Last semester I tried to work on campus as much as I could, and on Nov. 5 I was in my office grading papers. I found myself repeatedly looking over at the name plate on the door of my good friend and mentor across the hall, Michelle Neely. I couldn’t stop glancing at it. I finally got up and went for a walk, even though the weather was a bit brisk for my taste, because I couldn’t get her off my mind. Later, I found out that she had died that morning.

She always encouraged me to practice mindfulness when I walk, so now that my beloved colleague is gone, I do things much more intentionally: I breathe deeply, I notice details of things around me, I walk with a longer, stronger stride, and I stare incessantly at Pikes Peak. After a year of isolation, it feels good to get outside and walk with a purpose, and these are steps anyone can take every day.

Even though I just got a promotion, I still have some lingering imposter syndrome, which is exacerbated by the fact that I’m isolated from my colleagues due to the pandemic.
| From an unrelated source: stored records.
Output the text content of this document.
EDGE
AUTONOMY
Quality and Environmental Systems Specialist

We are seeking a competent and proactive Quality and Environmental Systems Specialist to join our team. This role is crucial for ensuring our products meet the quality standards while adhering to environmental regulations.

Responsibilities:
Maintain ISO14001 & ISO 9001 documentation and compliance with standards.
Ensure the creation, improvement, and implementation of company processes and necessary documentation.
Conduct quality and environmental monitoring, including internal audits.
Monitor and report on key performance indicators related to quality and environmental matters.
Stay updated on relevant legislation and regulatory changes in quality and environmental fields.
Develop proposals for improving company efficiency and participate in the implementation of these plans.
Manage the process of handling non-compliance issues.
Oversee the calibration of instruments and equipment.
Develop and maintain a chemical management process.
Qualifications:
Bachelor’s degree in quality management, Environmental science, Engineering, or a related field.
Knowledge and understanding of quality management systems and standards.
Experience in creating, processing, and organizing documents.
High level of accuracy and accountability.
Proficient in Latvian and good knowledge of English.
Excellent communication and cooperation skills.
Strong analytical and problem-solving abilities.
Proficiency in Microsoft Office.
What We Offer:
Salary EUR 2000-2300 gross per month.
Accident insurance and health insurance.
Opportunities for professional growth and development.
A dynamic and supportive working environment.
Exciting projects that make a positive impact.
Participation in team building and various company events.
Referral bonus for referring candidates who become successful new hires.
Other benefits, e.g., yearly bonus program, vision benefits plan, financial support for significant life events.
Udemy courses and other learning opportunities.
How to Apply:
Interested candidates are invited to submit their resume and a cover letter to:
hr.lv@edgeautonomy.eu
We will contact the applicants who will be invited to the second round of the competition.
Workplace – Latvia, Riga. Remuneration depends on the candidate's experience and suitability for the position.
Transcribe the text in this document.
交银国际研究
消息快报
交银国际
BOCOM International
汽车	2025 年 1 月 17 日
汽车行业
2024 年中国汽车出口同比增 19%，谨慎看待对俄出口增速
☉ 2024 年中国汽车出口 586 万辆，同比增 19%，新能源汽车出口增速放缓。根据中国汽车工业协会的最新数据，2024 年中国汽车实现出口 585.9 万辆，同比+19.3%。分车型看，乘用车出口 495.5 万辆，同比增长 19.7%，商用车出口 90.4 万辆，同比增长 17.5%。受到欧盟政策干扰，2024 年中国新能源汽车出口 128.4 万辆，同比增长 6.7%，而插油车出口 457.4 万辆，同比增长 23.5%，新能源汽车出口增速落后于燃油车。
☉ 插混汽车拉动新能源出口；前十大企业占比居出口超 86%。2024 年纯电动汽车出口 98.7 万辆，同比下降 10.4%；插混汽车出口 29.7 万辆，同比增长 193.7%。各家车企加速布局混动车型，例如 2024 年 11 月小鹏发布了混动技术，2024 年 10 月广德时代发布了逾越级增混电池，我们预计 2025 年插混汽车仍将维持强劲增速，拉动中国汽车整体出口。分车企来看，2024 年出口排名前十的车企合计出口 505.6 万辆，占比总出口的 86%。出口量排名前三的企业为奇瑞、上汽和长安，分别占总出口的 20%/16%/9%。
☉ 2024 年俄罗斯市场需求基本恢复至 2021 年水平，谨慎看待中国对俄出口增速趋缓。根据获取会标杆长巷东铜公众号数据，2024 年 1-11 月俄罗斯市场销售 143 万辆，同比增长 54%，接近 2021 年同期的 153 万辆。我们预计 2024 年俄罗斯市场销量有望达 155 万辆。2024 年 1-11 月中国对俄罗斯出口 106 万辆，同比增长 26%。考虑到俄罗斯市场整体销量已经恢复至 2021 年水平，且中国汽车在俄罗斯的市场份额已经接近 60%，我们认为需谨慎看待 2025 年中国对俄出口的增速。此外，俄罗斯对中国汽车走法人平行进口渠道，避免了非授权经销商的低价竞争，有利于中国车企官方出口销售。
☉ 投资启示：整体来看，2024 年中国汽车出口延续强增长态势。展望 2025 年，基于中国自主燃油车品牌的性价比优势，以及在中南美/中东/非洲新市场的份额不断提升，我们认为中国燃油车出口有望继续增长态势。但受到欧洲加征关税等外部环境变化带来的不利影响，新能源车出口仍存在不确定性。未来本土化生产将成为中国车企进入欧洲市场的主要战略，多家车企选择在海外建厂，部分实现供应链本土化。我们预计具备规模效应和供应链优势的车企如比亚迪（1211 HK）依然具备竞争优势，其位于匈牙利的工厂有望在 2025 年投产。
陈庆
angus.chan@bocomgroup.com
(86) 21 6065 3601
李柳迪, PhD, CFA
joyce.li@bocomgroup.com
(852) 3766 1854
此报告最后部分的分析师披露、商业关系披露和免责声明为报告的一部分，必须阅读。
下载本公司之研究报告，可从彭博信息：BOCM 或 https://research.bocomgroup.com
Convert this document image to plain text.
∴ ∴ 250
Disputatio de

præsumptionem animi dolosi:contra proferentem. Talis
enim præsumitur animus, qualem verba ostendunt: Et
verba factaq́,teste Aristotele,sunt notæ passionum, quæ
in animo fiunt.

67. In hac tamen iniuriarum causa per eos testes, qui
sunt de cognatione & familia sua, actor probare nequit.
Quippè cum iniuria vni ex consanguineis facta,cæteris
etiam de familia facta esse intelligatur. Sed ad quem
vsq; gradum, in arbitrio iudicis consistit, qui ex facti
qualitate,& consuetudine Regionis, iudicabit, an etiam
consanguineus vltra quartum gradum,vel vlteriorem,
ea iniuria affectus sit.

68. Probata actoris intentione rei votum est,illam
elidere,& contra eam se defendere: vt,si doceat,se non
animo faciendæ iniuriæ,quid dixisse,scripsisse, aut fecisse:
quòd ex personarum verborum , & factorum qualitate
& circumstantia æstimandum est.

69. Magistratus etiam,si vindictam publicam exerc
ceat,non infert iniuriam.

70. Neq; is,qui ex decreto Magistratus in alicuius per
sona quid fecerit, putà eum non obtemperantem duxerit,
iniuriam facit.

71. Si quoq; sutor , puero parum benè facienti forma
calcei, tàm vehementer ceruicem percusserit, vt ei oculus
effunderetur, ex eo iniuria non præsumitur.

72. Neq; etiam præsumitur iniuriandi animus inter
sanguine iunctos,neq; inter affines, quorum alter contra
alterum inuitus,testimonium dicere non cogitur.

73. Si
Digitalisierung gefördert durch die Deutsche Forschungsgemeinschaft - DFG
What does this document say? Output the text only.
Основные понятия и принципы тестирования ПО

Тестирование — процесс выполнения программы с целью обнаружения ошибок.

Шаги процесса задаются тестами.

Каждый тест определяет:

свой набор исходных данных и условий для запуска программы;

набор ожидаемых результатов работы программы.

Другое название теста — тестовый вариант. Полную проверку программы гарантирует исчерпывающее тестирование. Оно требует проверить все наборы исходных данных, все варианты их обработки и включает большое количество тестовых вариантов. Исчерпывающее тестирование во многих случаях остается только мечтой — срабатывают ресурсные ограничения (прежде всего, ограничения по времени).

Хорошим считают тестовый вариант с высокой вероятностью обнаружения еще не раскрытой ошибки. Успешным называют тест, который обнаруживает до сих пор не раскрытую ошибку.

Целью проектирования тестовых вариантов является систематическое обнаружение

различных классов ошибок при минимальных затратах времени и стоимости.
When I walk the halls of the building alone, I remember the friends I’ve made here and try to give myself some credit for the good I’ve done for our program and the College of Letters, Arts and Sciences. I remember my former students, some of whom are kind enough to check in with me even though they’ve progressed well beyond First-Year Rhetoric and Writing.

I think my career at UCCS takes a similar shape to my walking path. It has wound around through the campus, and I try to challenge myself to always go up, never down. I stumble, and I carry a load sometimes, but I continue to be in awe that I am a part of such a wonderful legacy. I look forward to the path I have yet to take.

DeLyn Martineau, M.A., is an instructor in the First-Year Rhetoric and Writing Program at UCCS, where she has taught since 2016. She has taught at the college level since 2008. She is an avid supporter of the veteran community on campus, where she has co-founded the Veterans Writing Community, a place where veterans can tell their stories through writing. She also writes and edits for online literary magazine US Represented, where her column focuses on local history and events.